SHANGHAI (Reuters) - Lewis Hamilton may have taken the spoils in Sunday’s Chinese Grand Prix but Sebastian Vettel’s second-place finish provided clear evidence that Ferrari appear more than capable of taking the fight to the Briton’s Mercedes tam.
Vettel sprung something of a surprise when he won last month’s season opener in Australia and despite racing on a vastly different layout in much cooler weather, there was little to choose between the pair for the second weekend in a row.
The results in Melbourne and Shanghai have raised hopes that the early-season rivalry between a duo with seven Formula One championships between them and locked on 43 points apiece in the overall standings, could become a full-blown title duel.
The China performance in particular also erased any lingering doubts about the championship credentials of the sport’s most successful team, for whom the season-opening triumph marked a welcome return to form after a winless 2016.
“On a track and in conditions which were very different from those we had in Melbourne, we proved that we have a strong car,” Ferrari team principal Maurizio Arrivabene said.
Ferrari have looked competitive since pre-season testing and there was very little to choose between Germany’s Vettel and Hamilton in terms of pace and performance throughout the Shanghai weekend.
Mercedes non-executive chairman Niki Lauda went so far as to suggest that Vettel had the speed to seize Ferrari’s first pole position since the Singapore Grand Prix in 2015 but Hamilton did just enough in qualifying to secure top spot.
“The explanation is that Ferrari grew up in the Barcelona tests, won the first race and is still on the way up,” said the 68-year-old Austrian, a three times Formula One world champion.
The outcome of the race could also have been different had Vettel’s gamble to pit under the virtual safety car on the opening lap not been undermined when the actual safety car was deployed following crash a few laps later.

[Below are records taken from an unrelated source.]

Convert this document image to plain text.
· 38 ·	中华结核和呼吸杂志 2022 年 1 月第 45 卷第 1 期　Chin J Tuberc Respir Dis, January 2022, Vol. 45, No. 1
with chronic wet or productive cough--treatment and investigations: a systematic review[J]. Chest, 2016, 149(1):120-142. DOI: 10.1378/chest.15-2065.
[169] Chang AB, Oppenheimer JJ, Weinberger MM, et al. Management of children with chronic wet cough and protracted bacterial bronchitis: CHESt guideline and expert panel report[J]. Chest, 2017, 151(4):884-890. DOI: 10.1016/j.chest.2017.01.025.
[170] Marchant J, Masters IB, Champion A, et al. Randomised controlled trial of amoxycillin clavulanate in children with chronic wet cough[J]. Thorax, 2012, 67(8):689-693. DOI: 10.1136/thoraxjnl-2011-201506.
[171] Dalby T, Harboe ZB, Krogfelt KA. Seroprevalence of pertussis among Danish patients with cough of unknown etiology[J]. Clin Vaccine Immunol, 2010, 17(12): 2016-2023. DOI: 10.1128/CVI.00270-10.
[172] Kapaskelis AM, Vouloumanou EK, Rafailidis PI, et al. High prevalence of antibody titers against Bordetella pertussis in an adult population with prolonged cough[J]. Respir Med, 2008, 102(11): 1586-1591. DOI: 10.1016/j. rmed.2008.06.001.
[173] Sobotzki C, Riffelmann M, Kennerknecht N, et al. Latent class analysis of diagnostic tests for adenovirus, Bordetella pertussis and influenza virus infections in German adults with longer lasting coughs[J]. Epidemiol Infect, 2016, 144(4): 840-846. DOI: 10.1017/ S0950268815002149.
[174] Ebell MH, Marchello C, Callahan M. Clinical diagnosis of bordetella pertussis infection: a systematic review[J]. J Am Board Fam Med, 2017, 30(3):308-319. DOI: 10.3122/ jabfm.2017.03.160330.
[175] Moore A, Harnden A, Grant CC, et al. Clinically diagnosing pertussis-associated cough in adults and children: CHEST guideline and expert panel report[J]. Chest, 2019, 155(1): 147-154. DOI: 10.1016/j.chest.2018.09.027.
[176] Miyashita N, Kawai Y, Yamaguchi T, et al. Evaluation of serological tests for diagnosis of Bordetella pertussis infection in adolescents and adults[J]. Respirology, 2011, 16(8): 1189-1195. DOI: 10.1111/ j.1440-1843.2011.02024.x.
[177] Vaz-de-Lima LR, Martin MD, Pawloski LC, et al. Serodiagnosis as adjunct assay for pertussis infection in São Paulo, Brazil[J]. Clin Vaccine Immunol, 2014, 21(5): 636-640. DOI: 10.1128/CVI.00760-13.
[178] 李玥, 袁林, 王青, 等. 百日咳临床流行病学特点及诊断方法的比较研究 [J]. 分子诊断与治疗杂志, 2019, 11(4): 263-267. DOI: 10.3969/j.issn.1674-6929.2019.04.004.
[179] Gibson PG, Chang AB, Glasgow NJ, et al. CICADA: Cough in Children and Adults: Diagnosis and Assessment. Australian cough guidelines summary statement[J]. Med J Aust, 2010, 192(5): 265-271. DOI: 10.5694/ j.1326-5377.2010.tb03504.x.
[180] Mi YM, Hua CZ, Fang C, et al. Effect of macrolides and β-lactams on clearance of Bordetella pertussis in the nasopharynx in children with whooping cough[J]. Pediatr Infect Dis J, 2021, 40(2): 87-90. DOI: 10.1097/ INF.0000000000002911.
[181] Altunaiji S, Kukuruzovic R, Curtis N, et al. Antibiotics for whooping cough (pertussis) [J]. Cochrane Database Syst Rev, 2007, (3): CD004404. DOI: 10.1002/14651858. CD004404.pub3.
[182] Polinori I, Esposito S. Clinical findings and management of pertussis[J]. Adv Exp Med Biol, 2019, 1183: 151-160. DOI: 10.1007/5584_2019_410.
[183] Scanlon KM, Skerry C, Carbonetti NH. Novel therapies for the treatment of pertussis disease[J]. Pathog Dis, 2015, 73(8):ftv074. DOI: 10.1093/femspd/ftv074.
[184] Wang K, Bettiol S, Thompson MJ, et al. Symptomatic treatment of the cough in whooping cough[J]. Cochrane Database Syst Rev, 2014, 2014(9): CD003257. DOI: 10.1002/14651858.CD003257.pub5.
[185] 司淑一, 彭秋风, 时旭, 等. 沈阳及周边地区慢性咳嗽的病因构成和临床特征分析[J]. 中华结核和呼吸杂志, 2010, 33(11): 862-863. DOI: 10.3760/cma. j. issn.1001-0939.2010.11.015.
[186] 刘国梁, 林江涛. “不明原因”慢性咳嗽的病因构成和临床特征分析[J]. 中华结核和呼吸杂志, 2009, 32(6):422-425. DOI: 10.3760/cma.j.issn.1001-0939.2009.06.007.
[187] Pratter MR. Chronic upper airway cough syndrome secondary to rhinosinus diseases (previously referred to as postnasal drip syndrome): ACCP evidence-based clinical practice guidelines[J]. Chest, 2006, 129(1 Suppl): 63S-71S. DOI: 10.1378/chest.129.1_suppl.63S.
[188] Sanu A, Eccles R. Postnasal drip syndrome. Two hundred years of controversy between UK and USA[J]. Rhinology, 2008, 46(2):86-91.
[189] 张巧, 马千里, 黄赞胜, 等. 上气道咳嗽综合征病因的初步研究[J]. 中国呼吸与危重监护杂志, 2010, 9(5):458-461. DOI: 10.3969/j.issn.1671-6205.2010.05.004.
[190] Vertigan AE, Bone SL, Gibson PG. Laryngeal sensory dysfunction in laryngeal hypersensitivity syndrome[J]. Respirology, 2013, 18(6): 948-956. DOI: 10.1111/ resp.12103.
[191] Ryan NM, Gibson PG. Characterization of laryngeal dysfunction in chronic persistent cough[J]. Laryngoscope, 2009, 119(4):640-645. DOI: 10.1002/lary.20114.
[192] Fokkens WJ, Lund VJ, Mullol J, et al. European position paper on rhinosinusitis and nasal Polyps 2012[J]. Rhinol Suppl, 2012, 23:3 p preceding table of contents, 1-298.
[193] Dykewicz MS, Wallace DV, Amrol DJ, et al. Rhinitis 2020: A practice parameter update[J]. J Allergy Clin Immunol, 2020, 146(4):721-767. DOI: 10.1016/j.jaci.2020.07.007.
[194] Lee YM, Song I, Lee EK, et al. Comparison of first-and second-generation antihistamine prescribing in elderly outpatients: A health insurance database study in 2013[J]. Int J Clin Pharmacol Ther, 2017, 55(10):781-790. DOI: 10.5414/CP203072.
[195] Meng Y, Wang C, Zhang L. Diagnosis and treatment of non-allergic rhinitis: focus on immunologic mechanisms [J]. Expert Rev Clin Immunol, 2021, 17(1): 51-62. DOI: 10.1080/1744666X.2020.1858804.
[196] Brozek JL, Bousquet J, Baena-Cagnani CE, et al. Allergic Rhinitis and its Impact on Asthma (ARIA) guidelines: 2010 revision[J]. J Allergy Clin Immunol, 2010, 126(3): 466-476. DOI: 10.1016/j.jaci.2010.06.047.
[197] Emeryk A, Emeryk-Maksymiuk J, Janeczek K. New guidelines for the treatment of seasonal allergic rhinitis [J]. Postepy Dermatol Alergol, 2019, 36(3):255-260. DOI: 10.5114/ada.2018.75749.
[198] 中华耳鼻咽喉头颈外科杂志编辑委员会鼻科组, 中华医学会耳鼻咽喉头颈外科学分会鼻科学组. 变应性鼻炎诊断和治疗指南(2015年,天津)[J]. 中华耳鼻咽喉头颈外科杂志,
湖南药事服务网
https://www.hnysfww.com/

The strategy left him bottled up behind Red Bull’s Daniel Ricciardo and Ferrari team mate Kimi Raikkonen, but the four-times champion was able to match Hamilton lap for lap once he found a way past the cars in his path.
“In the mixed conditions it felt like we were the quickest, we were the quickest, man,” the 29-year-old enthused to his team over the radio. “Couldn’t prove that but next time we will.”
Mercedes, who have swept to a hat-trick of both driver and constructor titles over the last three years, are certainly feeling the heat from their Italian rivals.
“I hope they’re feeling the spirit,” triple champion Hamilton said after Sunday’s race, referring to his team. “I hope they’re feeling the fight... because it’s on.”